One of the things that made this particular case frustrating, at least for this reader, is that it was obvious fairly early on that whatever was going on in the village of Sinclair and whatever was going on with Captain Travis were connected, and that the issue revolved around his cousin James Travis’ estate. While whodunnit was not remotely clear, if only because we hadn’t met the perpetrator at that point, the why of things felt obvious.

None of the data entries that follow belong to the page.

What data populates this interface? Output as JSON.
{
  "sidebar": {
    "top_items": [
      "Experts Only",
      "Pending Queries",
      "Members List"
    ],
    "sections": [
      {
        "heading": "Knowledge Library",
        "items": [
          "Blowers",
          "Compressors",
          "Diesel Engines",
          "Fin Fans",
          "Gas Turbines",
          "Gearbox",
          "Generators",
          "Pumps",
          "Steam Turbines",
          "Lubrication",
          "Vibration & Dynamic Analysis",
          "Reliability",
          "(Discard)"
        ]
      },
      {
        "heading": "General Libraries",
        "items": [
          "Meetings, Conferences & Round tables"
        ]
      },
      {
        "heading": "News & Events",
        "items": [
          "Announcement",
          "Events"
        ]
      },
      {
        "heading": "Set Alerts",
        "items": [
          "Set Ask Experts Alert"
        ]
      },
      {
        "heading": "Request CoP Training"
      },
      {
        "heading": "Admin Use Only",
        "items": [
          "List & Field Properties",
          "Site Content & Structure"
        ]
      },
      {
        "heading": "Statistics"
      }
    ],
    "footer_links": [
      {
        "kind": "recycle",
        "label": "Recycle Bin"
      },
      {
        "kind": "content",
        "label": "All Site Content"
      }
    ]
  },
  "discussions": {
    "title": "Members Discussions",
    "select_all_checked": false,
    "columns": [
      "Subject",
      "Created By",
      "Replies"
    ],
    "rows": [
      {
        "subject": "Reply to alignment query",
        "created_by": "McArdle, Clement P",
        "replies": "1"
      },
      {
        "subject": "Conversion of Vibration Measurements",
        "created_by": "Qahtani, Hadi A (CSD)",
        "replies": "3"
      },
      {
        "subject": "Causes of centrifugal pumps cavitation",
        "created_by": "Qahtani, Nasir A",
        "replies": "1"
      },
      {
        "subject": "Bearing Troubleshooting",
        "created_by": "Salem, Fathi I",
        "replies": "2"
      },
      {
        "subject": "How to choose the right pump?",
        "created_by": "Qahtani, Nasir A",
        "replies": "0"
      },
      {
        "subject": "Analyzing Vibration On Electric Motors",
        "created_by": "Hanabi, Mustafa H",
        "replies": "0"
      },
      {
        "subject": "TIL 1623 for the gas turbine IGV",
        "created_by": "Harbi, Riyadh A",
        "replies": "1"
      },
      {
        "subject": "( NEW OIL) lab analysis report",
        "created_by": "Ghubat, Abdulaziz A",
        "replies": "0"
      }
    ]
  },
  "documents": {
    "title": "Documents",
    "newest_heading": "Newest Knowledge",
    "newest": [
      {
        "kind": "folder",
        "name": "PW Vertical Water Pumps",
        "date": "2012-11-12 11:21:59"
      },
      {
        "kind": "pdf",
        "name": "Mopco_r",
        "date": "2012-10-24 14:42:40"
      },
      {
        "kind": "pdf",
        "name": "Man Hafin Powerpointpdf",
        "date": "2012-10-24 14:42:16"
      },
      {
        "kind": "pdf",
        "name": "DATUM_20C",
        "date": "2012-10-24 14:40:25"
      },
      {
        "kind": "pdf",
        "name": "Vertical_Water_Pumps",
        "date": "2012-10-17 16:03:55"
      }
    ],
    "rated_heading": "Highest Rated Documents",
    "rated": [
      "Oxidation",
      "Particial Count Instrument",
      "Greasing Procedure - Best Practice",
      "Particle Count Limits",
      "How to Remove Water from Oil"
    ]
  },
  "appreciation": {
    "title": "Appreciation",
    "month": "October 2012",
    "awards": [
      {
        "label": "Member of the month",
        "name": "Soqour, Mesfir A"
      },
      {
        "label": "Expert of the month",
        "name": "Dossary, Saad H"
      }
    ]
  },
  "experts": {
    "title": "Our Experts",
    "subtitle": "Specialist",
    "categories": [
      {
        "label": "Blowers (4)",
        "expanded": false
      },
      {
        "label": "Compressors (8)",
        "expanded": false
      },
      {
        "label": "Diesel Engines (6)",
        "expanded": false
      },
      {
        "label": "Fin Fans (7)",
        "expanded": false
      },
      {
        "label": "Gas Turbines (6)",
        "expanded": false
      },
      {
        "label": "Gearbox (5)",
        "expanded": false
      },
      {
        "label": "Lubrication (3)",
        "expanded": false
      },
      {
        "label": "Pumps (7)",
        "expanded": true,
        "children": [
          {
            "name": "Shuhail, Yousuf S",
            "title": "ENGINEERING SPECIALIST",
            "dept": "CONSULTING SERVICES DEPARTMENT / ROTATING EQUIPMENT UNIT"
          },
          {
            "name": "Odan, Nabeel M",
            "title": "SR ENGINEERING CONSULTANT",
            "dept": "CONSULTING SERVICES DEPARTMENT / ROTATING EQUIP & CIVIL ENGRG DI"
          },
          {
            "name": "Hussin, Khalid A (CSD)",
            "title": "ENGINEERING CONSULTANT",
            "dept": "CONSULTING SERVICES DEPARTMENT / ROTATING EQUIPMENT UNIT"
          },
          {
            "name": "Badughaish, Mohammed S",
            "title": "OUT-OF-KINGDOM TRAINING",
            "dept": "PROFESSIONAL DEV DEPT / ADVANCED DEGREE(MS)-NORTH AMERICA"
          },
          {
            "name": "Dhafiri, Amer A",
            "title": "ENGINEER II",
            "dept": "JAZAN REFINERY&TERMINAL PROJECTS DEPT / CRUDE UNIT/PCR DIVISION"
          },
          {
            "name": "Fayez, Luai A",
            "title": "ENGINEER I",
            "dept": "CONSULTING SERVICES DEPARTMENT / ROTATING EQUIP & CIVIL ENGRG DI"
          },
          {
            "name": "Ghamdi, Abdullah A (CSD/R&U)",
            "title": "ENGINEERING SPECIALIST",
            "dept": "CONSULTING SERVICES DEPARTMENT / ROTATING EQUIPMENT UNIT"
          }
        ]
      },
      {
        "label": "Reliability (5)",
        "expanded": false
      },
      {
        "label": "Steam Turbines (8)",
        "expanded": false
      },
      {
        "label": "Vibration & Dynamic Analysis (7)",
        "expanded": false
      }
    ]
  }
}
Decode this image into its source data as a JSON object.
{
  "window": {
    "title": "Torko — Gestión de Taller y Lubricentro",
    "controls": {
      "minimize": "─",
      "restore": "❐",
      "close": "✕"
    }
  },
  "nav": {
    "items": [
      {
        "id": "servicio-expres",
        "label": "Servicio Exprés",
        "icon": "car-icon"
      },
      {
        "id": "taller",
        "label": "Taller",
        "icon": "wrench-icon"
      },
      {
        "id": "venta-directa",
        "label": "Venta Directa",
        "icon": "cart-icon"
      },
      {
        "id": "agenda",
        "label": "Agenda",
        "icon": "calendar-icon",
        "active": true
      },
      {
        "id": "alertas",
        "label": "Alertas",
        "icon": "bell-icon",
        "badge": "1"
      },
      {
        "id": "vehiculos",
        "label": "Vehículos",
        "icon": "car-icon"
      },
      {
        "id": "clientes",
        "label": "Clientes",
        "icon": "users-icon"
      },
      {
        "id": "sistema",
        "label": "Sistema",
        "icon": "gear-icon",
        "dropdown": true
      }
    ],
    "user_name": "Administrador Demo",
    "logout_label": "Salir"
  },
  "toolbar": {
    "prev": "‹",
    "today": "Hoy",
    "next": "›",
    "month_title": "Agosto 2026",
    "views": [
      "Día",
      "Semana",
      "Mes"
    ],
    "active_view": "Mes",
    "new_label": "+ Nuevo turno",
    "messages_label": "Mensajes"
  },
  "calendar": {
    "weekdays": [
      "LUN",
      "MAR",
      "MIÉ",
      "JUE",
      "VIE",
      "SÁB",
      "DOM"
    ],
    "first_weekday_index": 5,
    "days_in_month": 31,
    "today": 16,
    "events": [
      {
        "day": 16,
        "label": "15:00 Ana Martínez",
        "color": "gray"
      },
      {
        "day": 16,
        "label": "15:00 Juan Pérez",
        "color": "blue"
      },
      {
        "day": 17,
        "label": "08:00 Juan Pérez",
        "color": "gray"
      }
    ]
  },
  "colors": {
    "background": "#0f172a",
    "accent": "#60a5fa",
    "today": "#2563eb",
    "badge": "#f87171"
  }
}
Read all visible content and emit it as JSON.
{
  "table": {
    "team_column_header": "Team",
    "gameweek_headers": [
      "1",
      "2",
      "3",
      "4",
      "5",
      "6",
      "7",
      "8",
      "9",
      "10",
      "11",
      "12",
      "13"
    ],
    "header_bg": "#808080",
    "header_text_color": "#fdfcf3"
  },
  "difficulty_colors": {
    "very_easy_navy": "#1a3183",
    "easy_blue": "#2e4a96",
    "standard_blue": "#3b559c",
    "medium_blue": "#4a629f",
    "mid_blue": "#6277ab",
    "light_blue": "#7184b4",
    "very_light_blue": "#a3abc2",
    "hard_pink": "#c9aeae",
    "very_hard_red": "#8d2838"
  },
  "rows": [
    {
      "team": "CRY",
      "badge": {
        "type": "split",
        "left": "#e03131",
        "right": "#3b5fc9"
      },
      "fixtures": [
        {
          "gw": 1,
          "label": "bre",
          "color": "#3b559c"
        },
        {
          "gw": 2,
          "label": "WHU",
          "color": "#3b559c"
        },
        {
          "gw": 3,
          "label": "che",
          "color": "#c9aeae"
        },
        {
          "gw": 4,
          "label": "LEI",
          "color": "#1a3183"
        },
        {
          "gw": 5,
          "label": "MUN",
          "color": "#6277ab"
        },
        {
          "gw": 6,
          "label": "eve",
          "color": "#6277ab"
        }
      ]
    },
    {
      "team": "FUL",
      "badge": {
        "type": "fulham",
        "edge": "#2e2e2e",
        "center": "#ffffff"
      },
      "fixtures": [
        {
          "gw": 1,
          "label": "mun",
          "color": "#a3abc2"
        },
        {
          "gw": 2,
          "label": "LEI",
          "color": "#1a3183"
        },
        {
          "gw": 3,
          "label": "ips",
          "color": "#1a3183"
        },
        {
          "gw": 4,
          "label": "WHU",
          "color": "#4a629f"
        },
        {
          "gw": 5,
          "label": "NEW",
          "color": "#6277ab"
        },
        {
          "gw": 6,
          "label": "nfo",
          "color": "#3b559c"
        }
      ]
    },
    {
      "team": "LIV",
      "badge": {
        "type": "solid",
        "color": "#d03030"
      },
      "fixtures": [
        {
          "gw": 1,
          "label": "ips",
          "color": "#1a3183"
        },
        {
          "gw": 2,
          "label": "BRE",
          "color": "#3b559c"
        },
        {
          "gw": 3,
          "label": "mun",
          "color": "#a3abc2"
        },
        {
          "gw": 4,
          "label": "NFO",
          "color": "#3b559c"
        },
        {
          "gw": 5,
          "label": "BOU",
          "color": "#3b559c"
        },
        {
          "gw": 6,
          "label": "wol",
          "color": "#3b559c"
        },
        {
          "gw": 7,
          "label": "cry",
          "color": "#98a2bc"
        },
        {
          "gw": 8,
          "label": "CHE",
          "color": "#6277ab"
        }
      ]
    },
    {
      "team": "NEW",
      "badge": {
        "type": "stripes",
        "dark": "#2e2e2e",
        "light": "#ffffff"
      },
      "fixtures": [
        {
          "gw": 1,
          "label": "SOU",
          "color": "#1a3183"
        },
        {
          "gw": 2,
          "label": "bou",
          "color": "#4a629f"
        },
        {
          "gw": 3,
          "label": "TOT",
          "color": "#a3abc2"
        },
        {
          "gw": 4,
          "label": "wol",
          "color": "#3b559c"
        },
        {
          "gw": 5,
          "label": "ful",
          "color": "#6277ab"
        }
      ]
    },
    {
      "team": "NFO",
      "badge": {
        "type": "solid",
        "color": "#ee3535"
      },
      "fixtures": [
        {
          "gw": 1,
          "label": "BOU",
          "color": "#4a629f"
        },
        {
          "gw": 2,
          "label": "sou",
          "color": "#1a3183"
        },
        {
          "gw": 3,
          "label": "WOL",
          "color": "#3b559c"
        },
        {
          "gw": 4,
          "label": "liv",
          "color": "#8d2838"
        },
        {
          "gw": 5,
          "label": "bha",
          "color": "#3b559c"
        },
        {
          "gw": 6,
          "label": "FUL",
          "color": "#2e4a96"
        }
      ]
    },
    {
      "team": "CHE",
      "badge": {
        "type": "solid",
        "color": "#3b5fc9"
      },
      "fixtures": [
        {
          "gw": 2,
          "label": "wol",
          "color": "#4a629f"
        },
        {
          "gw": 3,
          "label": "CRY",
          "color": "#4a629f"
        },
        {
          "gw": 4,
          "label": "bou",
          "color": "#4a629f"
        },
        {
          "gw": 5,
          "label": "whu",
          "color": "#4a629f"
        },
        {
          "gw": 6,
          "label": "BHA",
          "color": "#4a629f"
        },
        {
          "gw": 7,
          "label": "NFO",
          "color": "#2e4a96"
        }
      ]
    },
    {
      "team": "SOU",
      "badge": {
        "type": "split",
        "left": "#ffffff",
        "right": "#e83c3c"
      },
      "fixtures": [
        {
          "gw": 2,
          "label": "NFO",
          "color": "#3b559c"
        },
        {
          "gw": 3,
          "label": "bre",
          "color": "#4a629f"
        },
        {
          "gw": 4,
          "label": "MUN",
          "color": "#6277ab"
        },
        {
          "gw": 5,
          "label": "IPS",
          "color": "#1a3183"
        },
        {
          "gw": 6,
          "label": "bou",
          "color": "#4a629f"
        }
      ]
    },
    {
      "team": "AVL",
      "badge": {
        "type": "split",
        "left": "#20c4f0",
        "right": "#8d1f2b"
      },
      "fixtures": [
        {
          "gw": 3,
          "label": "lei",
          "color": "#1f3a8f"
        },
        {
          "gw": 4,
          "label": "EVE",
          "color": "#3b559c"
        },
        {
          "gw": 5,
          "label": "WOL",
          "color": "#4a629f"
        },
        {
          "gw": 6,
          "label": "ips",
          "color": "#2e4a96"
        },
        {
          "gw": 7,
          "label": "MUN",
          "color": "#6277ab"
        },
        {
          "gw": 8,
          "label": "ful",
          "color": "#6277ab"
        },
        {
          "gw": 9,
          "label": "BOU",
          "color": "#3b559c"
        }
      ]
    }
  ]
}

But one of the fascinating things about the case was the way that Simon Brandon and Bess worked together. Their relationship has always been interesting. Simon is a few years older than Bess, probably ten but not more than fifteen. He’s been a part of her life from her very earliest memories as he joined her father’s regiment in India when she was a child, and when he had to lie about his age to enlist. While he seems to act as an older brother, he certainly isn’t. He is certainly her protector, but his protection never encroaches on Bess’ agency or autonomy, not even when he fairly obviously wishes that he could. Nearly every man who asks Bess to marry him, and there have been several, wonders if Brandon is the reason that she refuses. And so does this reader. He is the one person in Bess’ life who understands and accepts her as she is, and not as he expects a woman to be in that time and place.

So the mystery in A Casualty of War had its anticlimactic moments, and also resembled bits of A Pattern of Lies. But the questions that it asks about not just Bess’ future, but the future of all who served in that war that did not end all wars and must now lay down their guns and their scalpels, remains an open one.

I can’t wait to see where Bess finds herself, and how she finds herself, next.